Daniil Medvedev (5e à l’ATP, 2 victoires en Master 1000 et une finale de Grand Chelem en 2019)
Des trois jeunes talents russes, il est probablement celui qui a aujourd’hui le plus de chances de remporter un Grand Chelem. C’est d’ailleurs celui qui s’en est le plus approché, en atteignant la finale de l’US Open 2019, battu par Rafael Nadal en cinq sets (5-7, 3-6, 7-5, 6-4, 4-6). Décrit comme un jeune homme tranquille en dehors du court, il se transforme une fois la raquette en main, surtout lorsqu’il y a des tribunes bouillantes derrière lui.
Lors de son épopée à l’US Open 2019, ses invectives à l’encontre du public ont séduit autant qu’elles ont agacé. Lui se moque de ce qui est dit à son sujet, il veut simplement surpasser la génération « big three » incarnée par Nadal, Djokovic et Federer. Depuis sa finale à l’US Open et ses victoires en master 1000 à Shanghai et Cincinnati fin 2019, Daniil Medvedev a basculé dans une autre dimension, se rapprochant ainsi de son but ultime, figurer parmi les plus grands.

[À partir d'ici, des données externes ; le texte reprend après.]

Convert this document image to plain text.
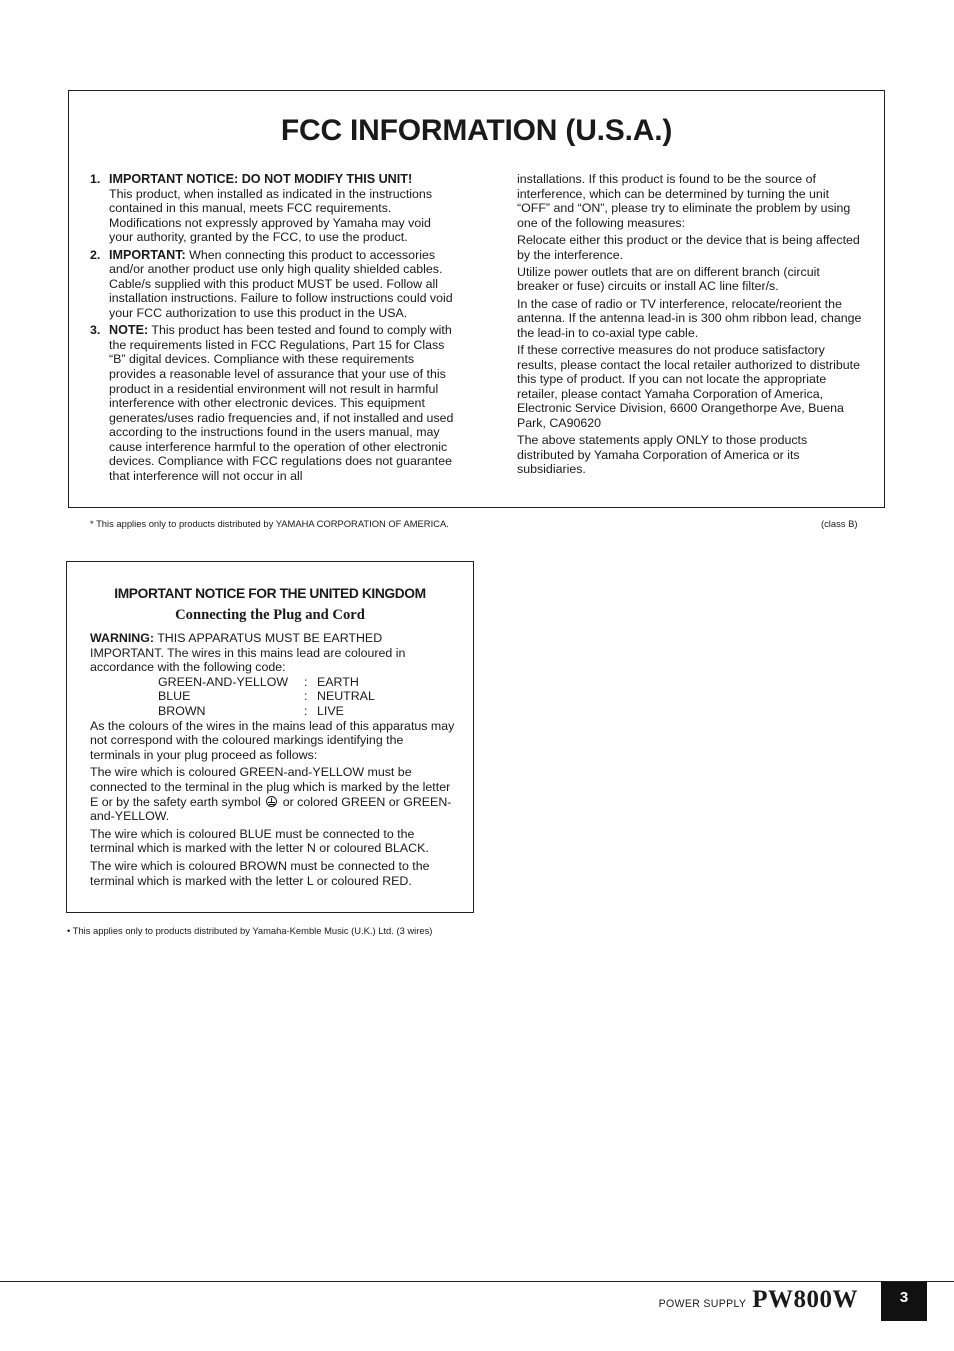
FCC INFORMATION (U.S.A.)
1. IMPORTANT NOTICE: DO NOT MODIFY THIS UNIT!
This product, when installed as indicated in the instructions contained in this manual, meets FCC requirements. Modifications not expressly approved by Yamaha may void your authority, granted by the FCC, to use the product.
2. IMPORTANT: When connecting this product to accessories and/or another product use only high quality shielded cables. Cable/s supplied with this product MUST be used. Follow all installation instructions. Failure to follow instructions could void your FCC authorization to use this product in the USA.
3. NOTE: This product has been tested and found to comply with the requirements listed in FCC Regulations, Part 15 for Class “B” digital devices. Compliance with these requirements provides a reasonable level of assurance that your use of this product in a residential environment will not result in harmful interference with other electronic devices. This equipment generates/uses radio frequencies and, if not installed and used according to the instructions found in the users manual, may cause interference harmful to the operation of other electronic devices. Compliance with FCC regulations does not guarantee that interference will not occur in all
installations. If this product is found to be the source of interference, which can be determined by turning the unit “OFF” and “ON”, please try to eliminate the problem by using one of the following measures:
Relocate either this product or the device that is being affected by the interference.
Utilize power outlets that are on different branch (circuit breaker or fuse) circuits or install AC line filter/s.
In the case of radio or TV interference, relocate/reorient the antenna. If the antenna lead-in is 300 ohm ribbon lead, change the lead-in to co-axial type cable.
If these corrective measures do not produce satisfactory results, please contact the local retailer authorized to distribute this type of product. If you can not locate the appropriate retailer, please contact Yamaha Corporation of America, Electronic Service Division, 6600 Orangethorpe Ave, Buena Park, CA90620
The above statements apply ONLY to those products distributed by Yamaha Corporation of America or its subsidiaries.
* This applies only to products distributed by YAMAHA CORPORATION OF AMERICA.	(class B)
IMPORTANT NOTICE FOR THE UNITED KINGDOM
Connecting the Plug and Cord
WARNING: THIS APPARATUS MUST BE EARTHED
IMPORTANT. The wires in this mains lead are coloured in accordance with the following code:
GREEN-AND-YELLOW	: EARTH
BLUE	: NEUTRAL
BROWN	: LIVE
As the colours of the wires in the mains lead of this apparatus may not correspond with the coloured markings identifying the terminals in your plug proceed as follows:
The wire which is coloured GREEN-and-YELLOW must be connected to the terminal in the plug which is marked by the letter E or by the safety earth symbol  or colored GREEN or GREEN-and-YELLOW.
The wire which is coloured BLUE must be connected to the terminal which is marked with the letter N or coloured BLACK.
The wire which is coloured BROWN must be connected to the terminal which is marked with the letter L or coloured RED.
• This applies only to products distributed by Yamaha-Kemble Music (U.K.) Ltd. (3 wires)
POWER SUPPLY PW800W	3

Andrey Rublev (12e à l’ATP, 4 victoires en ATP 250, quart de finaliste à l’US Open en 2017 et 2020)
Andrey Rublev a dû se constituer un physique plus solide. Pétri de qualités mais souvent blessé, le jeune Russe est trop frêle lorsqu’il enchaîne ses premiers matchs sur le circuit mondial. En avril 2016, il intègre l’académie barcelonaise de Galo Blanco et prend pour coach Fernando Vicente qui le transforme en un bourreau de travail.
A force de s’épaissir et de canaliser ses démons, Andrey Rublev laisse peu à peu son mauvais caractère en dehors des courts, même s’il assume encore cette forte personnalité. Vainqueur de deux tournois en début de saison 2020 puis arrivé en quarts de finale à l’US Open en septembre 2020, il fait partie des hommes en forme et sa trajectoire linéaire lui promet un bel avenir.
Karen Khachanov (16e à l’ATP, 1 master 1.000 et un quart de finale à Roland-Garros)
Le potentiel de Karen Khachanov a été très vite détecté. Soutenu par son oncle millionnaire, Alexander Zayonts, il s’exile en Croatie pour peaufiner sa formation et, parmi les trois étoiles montantes du tennis russe, c’est lui le plus précoce.
Immense avec son 1,98 m, il tape très fort et maîtrise tous les coups du tennis. Lorsqu’il est à son meilleur niveau, il est un joueur de classe mondiale mais il doit prétendre à plus de régularité pour demeurer au top de l’élite. Sa victoire au tournoi de Moscou en 2018 puis son succès contre Novak Djokovic la même année à Paris lui ont valu un sursaut de notoriété en Russie, et même partout autour de la planète. Sa « belle gueule » et sa ressemblance avec l’acteur australien Liam Hemsworth font l’objet de nombreux commentaires mais c’est surtout sur le court qu’il veut faire parler de lui.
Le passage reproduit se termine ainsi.